Łatuś - mój ci on na dobre i na złe :)

Kocie pogawędki

Moderatorzy: Estraven, Moderatorzy

Post » Czw gru 24, 2009 13:28 Re: Łatuś zasmarkaniec

No chyba już ok.
Od trzech dni Łatuś ma pozwolenie na bezpośrednie kontakty z resztą stada.
No i mamy sto pociech i tysiąc utrapień.

Przez pierwszy dzień cały czas chodził za kotami, głównie za Domisią i mówił: "ą ą ą" ("cześć, jestem Łatuś, zapoznajcie się ze mną!"), a one syczały i nie pozwalały na żadne poufałości. Gadał do nich bez przerwy, nie trzeba było się rozglądać, gdzie jest, dawał się lokalizować słuchowo.

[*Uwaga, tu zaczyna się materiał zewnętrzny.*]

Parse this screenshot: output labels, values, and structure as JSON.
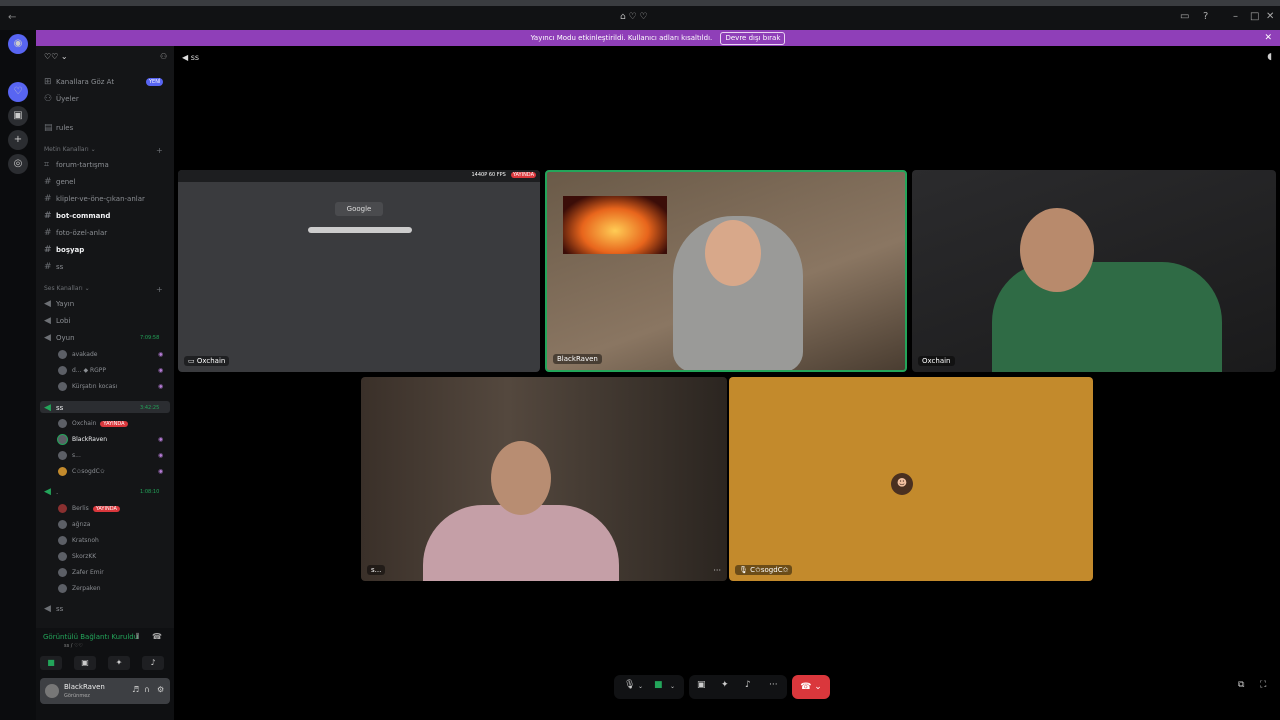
{
  "titlebar": {
    "center_icon": "⌂ ♡ ♡",
    "back_icon": "←"
  },
  "banner": {
    "text": "Yayıncı Modu etkinleştirildi. Kullanıcı adları kısaltıldı.",
    "button": "Devre dışı bırak",
    "close": "✕"
  },
  "sidebar": {
    "server_name": "♡♡",
    "browse_channels": "Kanallara Göz At",
    "browse_badge": "YENİ",
    "members": "Üyeler",
    "rules": "rules",
    "text_category": "Metin Kanalları",
    "text_channels": [
      "forum-tartışma",
      "genel",
      "klipler-ve-öne-çıkan-anlar",
      "bot-command",
      "foto-özel-anlar",
      "boşyap",
      "ss"
    ],
    "voice_category": "Ses Kanalları",
    "voice_channels": [
      "Yayın",
      "Lobi",
      "Oyun"
    ],
    "oyun_time": "7:09:58",
    "oyun_users": [
      "avakade",
      "d... ◆ RGPP",
      "Kürşatın kocası"
    ],
    "ss_channel": "ss",
    "ss_time": "3:42:25",
    "ss_users": [
      "Oxchain",
      "BlackRaven",
      "s...",
      "C✩sogdC✩"
    ],
    "live_label": "YAYINDA",
    "other_time": "1:08:10",
    "other_channel": ".",
    "other_users": [
      "Berlis",
      "ağrıza",
      "Kratsnoh",
      "SkorzKK",
      "Zafer Emir",
      "Zerpaken"
    ],
    "last_channel": "ss"
  },
  "voice_panel": {
    "status": "Görüntülü Bağlantı Kuruldu",
    "sub": "ss / ♡♡"
  },
  "user_panel": {
    "name": "BlackRaven",
    "status": "Görünmez"
  },
  "stage": {
    "channel": "ss",
    "tiles": {
      "screen": {
        "label": "Oxchain",
        "quality": "1440P 60 FPS",
        "live": "YAYINDA",
        "logo": "Google"
      },
      "cam1": {
        "label": "BlackRaven"
      },
      "cam2": {
        "label": "Oxchain"
      },
      "cam3": {
        "label": "s..."
      },
      "avatar": {
        "label": "C✩sogdC✩"
      }
    }
  },
  "colors": {
    "accent_banner": "#8f3fb8",
    "speaking": "#23a55a",
    "live": "#da373c",
    "avatar_bg": "#c38a2c"
  }
}
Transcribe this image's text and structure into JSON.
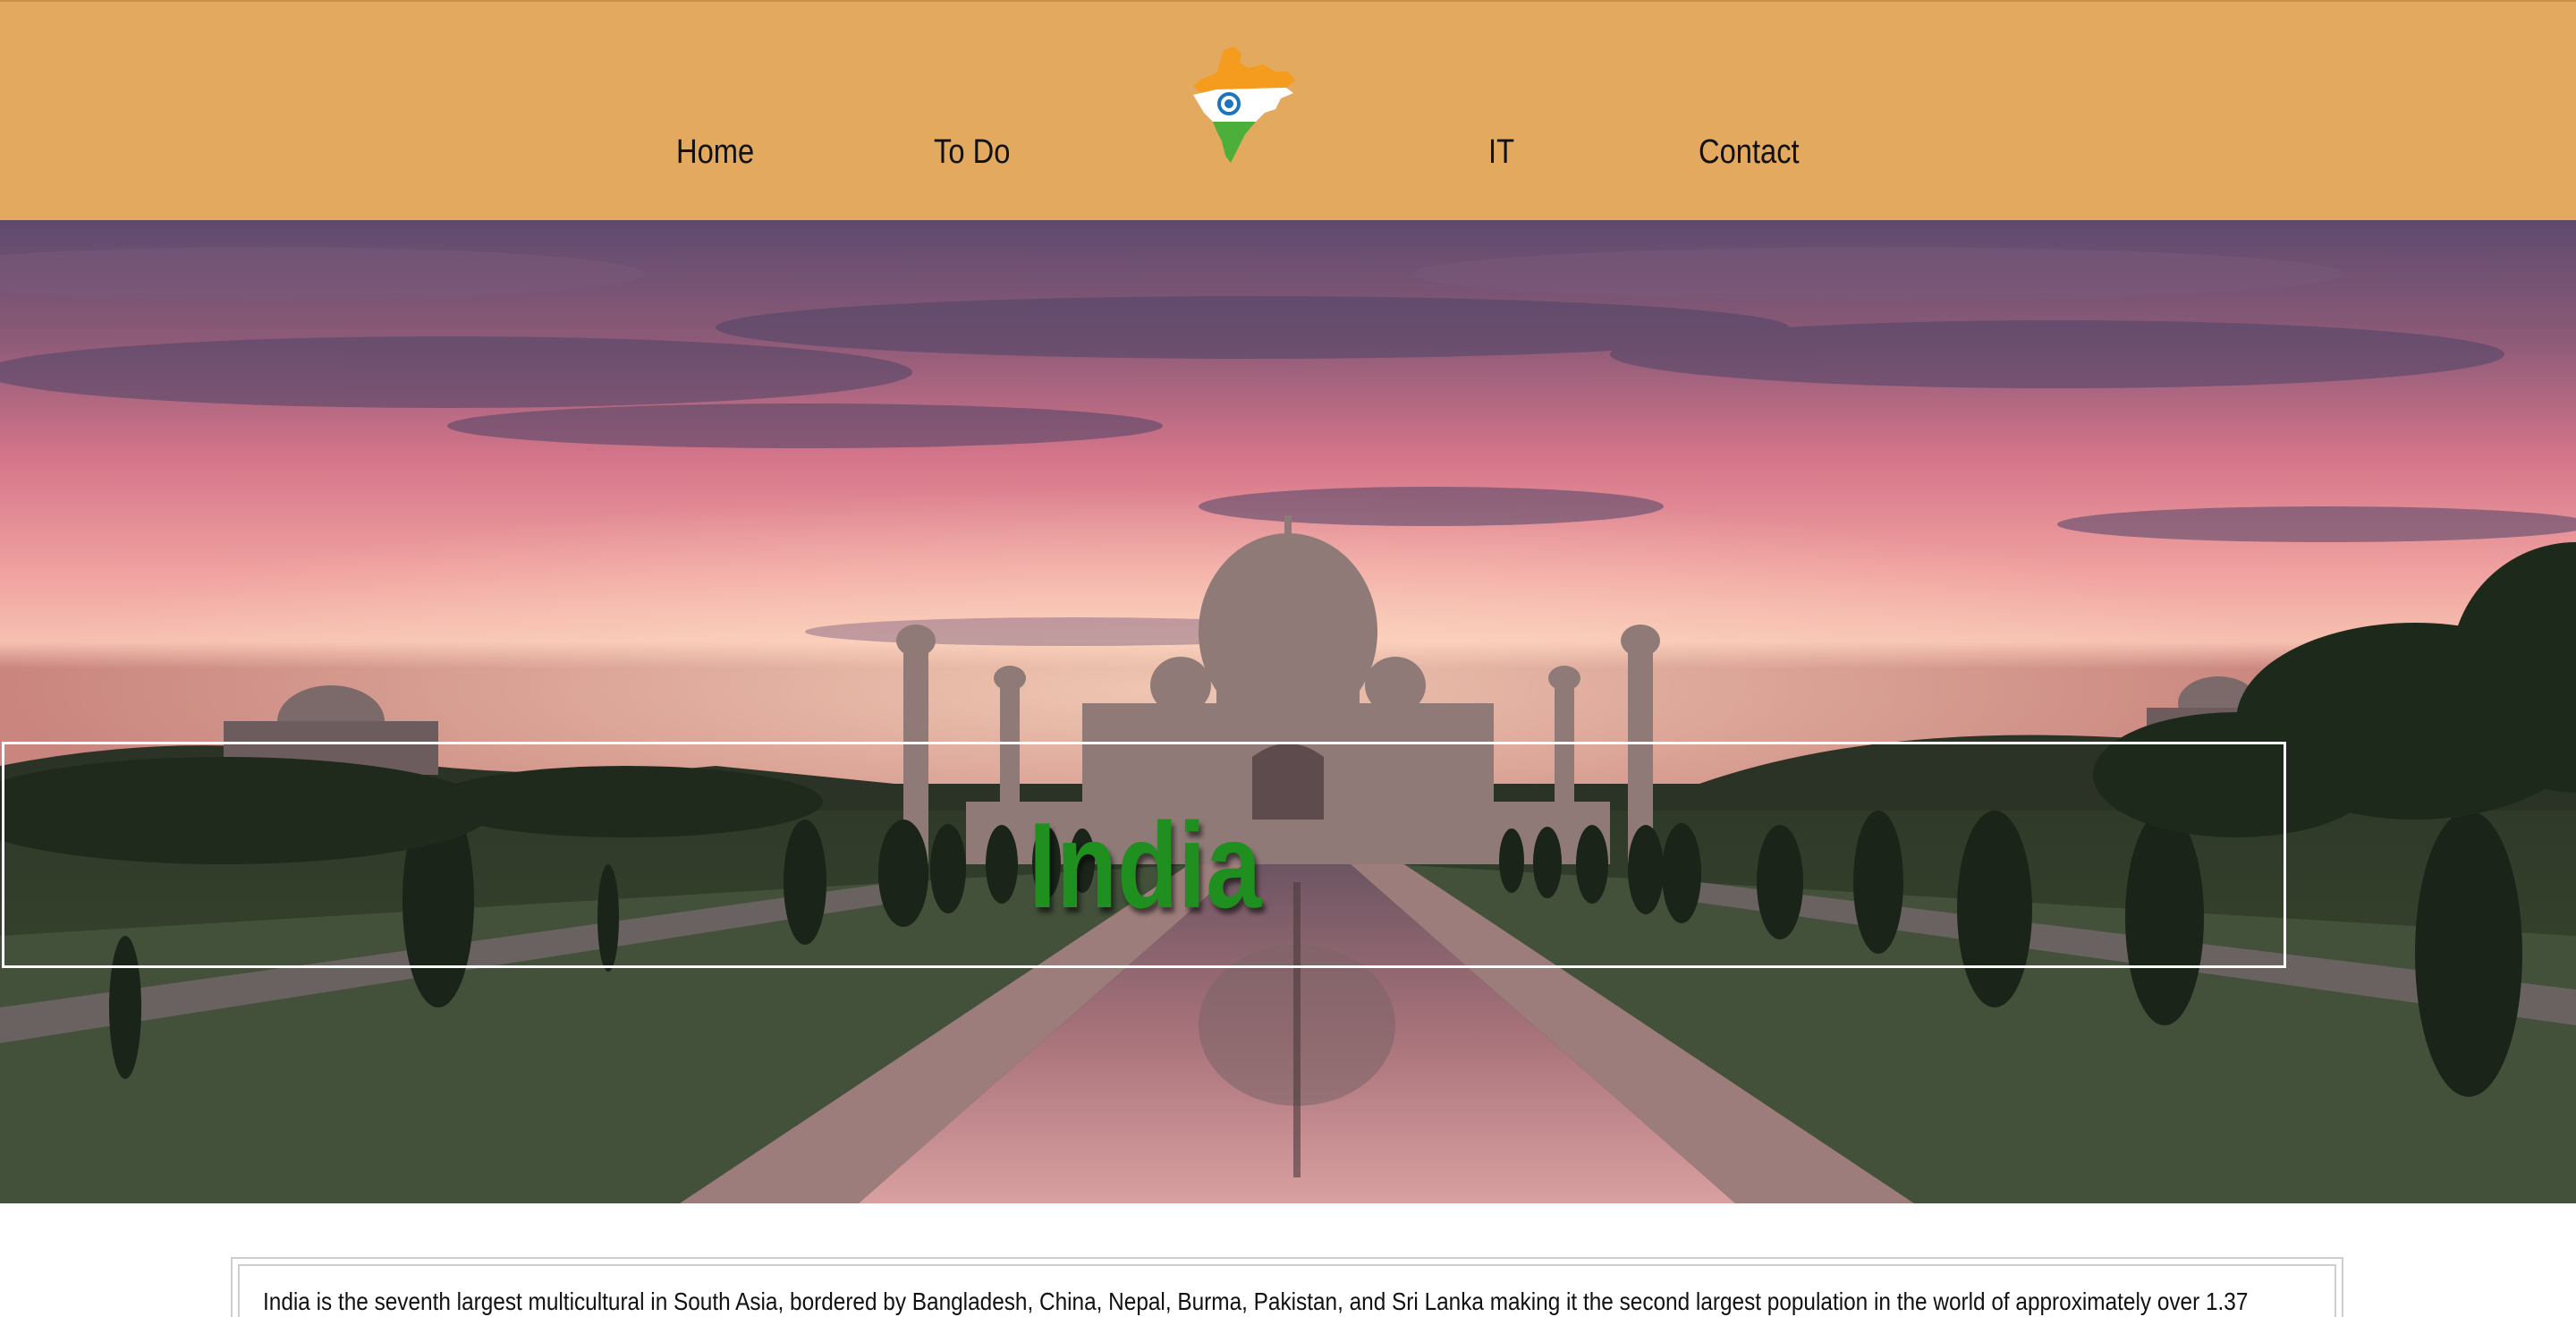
{
  "nav": {
    "items": [
      {
        "label": "Home"
      },
      {
        "label": "To Do"
      },
      {
        "label": "IT"
      },
      {
        "label": "Contact"
      }
    ]
  },
  "logo": {
    "icon": "india-map-flag-icon"
  },
  "hero": {
    "title": "India",
    "title_color": "#1f8f1f",
    "image": "taj-mahal-sunset-image"
  },
  "content": {
    "paragraph": "India is the seventh largest multicultural in South Asia, bordered by Bangladesh, China, Nepal, Burma, Pakistan, and Sri Lanka making it the second largest population in the world of approximately over 1.37"
  },
  "colors": {
    "header_bg": "#e3a95e",
    "saffron": "#f59b1e",
    "green": "#4caf3a",
    "chakra": "#1e73be"
  }
}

Drugiego dnia kładł się w pobliżu, żeby widzieć oba i od czasu do czasu mówił: "ą" bardzo smutnym tonem (hej, dlaczego mnie nie lubicie?), a koty obchodziły do szerokim łukiem - Wampir po cichu, Dominika z groźnym warczeniem.

Dziś:
Dominika nadal warczy
Wampir pogodził się chyba z sytuacją, pozwala Łatkowi się obwąchiwać i leżeć blisko.
Pięknie komponują się kolorystycznie.

Komu łaciatego brzydala?

jaaana

Avatar użytkownika
 
Posty: 19355
Od: Śro gru 10, 2008 22:03
Lokalizacja: pomorskie

Post » Pon gru 28, 2009 12:22 Re: Łatuś - to takie milutkie stworzonko

Łaciaty brzydal jutro będzie miał trudny dzień.
Zostanie zmniejszony objętościowo
(o dwa pomponiki)

Dopóki siedział osobno, w ogóle nie czuć go było kocurem - aż podejrzewałam go o jakieś zaburzenia - mimo zewnętrznych atrybutów. Ale gdy poznał Dominikę, okazał się być aromatycznym amantem, na dodatek znaczącym.
Chodzi za nią cały czas i pomiaukuje. Donia syczy i zwiewa przed nim na krzesło. Łatuś siada pod krzesłem, wpatruje się w nią i mówi miłośnie swoje: ąąą.
No, po prostu Romeo.

jaaana

Avatar użytkownika
 
Posty: 19355
Od: Śro gru 10, 2008 22:03
Lokalizacja: pomorskie

Post » Wto gru 29, 2009 0:01 Re: Łatuś - milutkie stworzonko... Gdzie jest dla niego dom?

:ryk: :ryk: :ryk:
Obrazek

cypisek

 
Posty: 8466
Od: Czw lut 26, 2009 18:44
Lokalizacja: Swinemünde, Oslo

Post » Wto gru 29, 2009 0:04 Re: Łatuś - milutkie stworzonko... Gdzie jest dla niego dom?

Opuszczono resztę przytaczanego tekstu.